Cloth Gift Bags You Don’t Have to Make
If sewing isn’t your thing or you don’t have the time (or sewing machine) to make these, there are some decent cloth bags available pre-made now. I love these large printed bags that look like they were shipped from the north pole. (They come in other colors too!)
Whatever you use, please consider using reusable options for wrapping gifts! Our over-crowded landfills will thank you.
P.S. My daughters also asked me to say “thank you” for reading their post and making their project!
What do you use to wrap gifts? Ever made a DIY wrapping like this?
Discussion (19 Comments)
I also grew up in a family that saved wrapping bags even tissue paper. When we got married, I told my new husband that we would be saving the wrapping and he was like, ‘well, that’s kinda weird, you get to explain that to my parents.’ About three years later, his family started saving wrapping. I am happy to say that I have not purchased a gift bag in ten years and still have a few wedding bags.
Katie, this made me chuckle! I’ve been sewing bags like that since I was five….on my grandmother’s Featherweight Singer machine. (I’m 60 now…) The machine I use today is one I have had since I married 42 years ago. And it was well over 50 years old then!! You were saying about how things are not made as well these days, and sadly, that is so very true. You stated that your girls got a heavy duty sewing machine and being curious, I looked to see which one it was. I had to chuckle, as all of the ‘heavy duty’ features are the features that were standard on the machines of yesteryear!!! Mine, even as old as it is, works flawlessly and is indeed very heavy duty….denim, leather, you name it. I will be making bags, and tons of other stuff hopefully for many years to come. And teaching other hands to do the same! I love fabric gift bags for everything, year round…..simple things are so much nicer! Thanks for the lovely post!
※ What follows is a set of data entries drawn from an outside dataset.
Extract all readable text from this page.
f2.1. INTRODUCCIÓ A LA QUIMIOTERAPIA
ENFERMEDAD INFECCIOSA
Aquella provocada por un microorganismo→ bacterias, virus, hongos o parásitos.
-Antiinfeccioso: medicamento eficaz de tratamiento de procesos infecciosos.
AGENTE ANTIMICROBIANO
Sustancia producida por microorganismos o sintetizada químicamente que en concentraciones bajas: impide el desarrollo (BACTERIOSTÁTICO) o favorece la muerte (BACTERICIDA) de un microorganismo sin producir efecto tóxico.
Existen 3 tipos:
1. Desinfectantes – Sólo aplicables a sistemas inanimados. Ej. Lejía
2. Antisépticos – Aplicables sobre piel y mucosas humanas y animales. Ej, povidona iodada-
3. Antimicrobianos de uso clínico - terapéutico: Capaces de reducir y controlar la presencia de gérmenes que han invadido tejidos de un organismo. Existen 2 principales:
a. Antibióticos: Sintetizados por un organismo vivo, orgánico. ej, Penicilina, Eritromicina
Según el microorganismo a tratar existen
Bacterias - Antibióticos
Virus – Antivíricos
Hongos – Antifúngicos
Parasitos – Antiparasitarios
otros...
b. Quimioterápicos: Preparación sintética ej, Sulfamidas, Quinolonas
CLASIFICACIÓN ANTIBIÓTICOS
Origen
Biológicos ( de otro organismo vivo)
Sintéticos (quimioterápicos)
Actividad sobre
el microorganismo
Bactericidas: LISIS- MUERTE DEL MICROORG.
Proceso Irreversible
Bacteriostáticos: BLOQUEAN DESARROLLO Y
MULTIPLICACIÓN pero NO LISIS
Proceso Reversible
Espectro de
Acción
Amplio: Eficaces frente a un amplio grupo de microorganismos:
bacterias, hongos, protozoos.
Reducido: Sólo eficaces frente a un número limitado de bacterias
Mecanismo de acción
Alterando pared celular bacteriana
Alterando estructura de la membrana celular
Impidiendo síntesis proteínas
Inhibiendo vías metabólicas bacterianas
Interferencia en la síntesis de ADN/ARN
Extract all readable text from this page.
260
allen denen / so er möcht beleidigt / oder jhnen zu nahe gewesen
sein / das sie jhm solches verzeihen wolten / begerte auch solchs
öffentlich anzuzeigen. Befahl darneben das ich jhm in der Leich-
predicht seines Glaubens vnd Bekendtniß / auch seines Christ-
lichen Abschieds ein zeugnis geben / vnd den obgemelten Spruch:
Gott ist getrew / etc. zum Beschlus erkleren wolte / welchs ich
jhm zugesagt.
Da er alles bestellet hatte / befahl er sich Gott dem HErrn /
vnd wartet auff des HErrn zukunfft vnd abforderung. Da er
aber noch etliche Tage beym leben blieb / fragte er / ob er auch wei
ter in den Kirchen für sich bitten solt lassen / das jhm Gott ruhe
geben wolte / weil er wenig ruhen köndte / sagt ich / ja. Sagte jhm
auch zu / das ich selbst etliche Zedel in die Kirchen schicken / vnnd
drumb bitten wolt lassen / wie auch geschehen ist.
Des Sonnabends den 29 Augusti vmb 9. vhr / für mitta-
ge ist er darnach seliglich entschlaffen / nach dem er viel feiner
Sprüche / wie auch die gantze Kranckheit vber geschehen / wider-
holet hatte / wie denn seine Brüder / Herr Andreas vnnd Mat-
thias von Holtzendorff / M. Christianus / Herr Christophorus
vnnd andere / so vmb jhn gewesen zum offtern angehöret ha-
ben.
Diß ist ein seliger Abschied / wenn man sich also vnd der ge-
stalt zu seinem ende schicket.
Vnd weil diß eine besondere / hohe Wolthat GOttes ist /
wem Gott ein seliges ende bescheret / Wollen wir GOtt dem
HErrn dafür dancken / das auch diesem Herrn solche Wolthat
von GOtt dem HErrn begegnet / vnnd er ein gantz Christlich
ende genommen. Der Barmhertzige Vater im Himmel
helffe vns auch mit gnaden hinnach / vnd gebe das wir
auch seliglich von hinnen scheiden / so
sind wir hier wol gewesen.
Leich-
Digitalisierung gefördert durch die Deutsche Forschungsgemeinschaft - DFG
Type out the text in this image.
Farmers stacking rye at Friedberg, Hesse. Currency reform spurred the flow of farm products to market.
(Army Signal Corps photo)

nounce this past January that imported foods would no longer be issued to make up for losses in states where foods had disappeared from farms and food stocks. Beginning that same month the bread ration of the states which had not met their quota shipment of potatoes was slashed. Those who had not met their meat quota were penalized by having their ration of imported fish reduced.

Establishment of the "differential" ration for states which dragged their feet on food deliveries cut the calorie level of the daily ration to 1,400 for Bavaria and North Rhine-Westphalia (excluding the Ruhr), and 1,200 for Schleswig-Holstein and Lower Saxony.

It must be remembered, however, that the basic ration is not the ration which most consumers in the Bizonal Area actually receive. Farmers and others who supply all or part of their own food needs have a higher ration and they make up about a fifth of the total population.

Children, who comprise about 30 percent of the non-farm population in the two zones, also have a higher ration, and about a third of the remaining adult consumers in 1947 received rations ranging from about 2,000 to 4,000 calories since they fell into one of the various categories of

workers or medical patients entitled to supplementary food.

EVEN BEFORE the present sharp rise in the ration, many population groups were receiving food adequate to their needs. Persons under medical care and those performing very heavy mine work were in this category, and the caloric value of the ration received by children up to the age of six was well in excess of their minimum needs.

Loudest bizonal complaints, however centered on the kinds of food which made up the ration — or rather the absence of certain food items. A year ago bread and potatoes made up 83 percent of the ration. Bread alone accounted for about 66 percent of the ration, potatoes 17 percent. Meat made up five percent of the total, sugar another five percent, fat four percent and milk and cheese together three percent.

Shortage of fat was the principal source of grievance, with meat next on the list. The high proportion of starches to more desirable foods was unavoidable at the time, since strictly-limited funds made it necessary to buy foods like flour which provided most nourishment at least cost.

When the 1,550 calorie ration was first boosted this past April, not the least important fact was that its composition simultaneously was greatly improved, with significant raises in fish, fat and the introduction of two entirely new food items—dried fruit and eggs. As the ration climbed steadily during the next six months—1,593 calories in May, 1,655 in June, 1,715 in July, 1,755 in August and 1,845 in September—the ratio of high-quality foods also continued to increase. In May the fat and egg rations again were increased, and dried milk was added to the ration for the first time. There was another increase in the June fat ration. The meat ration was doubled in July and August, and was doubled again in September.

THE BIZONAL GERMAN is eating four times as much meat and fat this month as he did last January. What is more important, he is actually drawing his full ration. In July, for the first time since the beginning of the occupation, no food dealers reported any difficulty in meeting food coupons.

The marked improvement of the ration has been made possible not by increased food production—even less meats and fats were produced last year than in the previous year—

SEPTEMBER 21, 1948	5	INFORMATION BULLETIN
I bought a bunch of fabric, more than 5 years ago (I can’t remember exactly when), with the plan of making gift bags. I sewed 2 bags before I gave up. I’m just not a sewer. But the fabric hasn’t gone to waste. It’s cut to various sizes to accommodate any gift. I wrap gifts, using the fabric in the same way you would use paper. I then use a ribbon to tie around the package just like you would add ribbon to a paper-wrapped gift. It holds the fabric together very well.
I have talked about making bags off and on over the years, but my daughter insists that she likes it better this way. Oh! I haven’t hemmed the edges or used pinking shears and the fabric has held up beautifully!
This is my all time favorite post! I love that your smart girls came up with this idea and are skilled enough to sew it themselves. Thank you so much for sharing this experience.
This is a lovely idea ;-). Thank you girls, and Katie!
I send a number of small gifts to great nieces and nephews and have been making gift bags for them for a few years now. I have a serger so it makes quick work of the bags and is really a lot of fun.
Thank you girls for the great idea. I hope I can look for some Christmas fabric and sew them for the coming years. Actually, you could use these for other occasions too with the appropriate fabrics. Thanks for the instructions. Merry Christmas!
I made a huge batch of fabric gift bags for Christmas a few years back and I love them. It is so easy to pop each gift in a bag and tie the ribbon (I attached ribbon to each bag so I can’t lose it. I still wrap gifts if the gift is leaving the house (I don’t want to lose my bags) but if someone is going to open a gift at my house they get it in a fabric gift sack.
My number one suggestion is make sure you pick busy patterns if the fabric is not nice and thick or you can see images through the bag.
I used pillowcases for childrens gifts for years. If you dont sew, that an easy option. 2 gifts in one. When the kids tastes change from Thomas the train to Transformers, you can get them new ones. And who doesn’t need extra pillowcases?
Way back in the 1970s we simply hemmed large pieces of cloth and used them to wrap gifts year after year.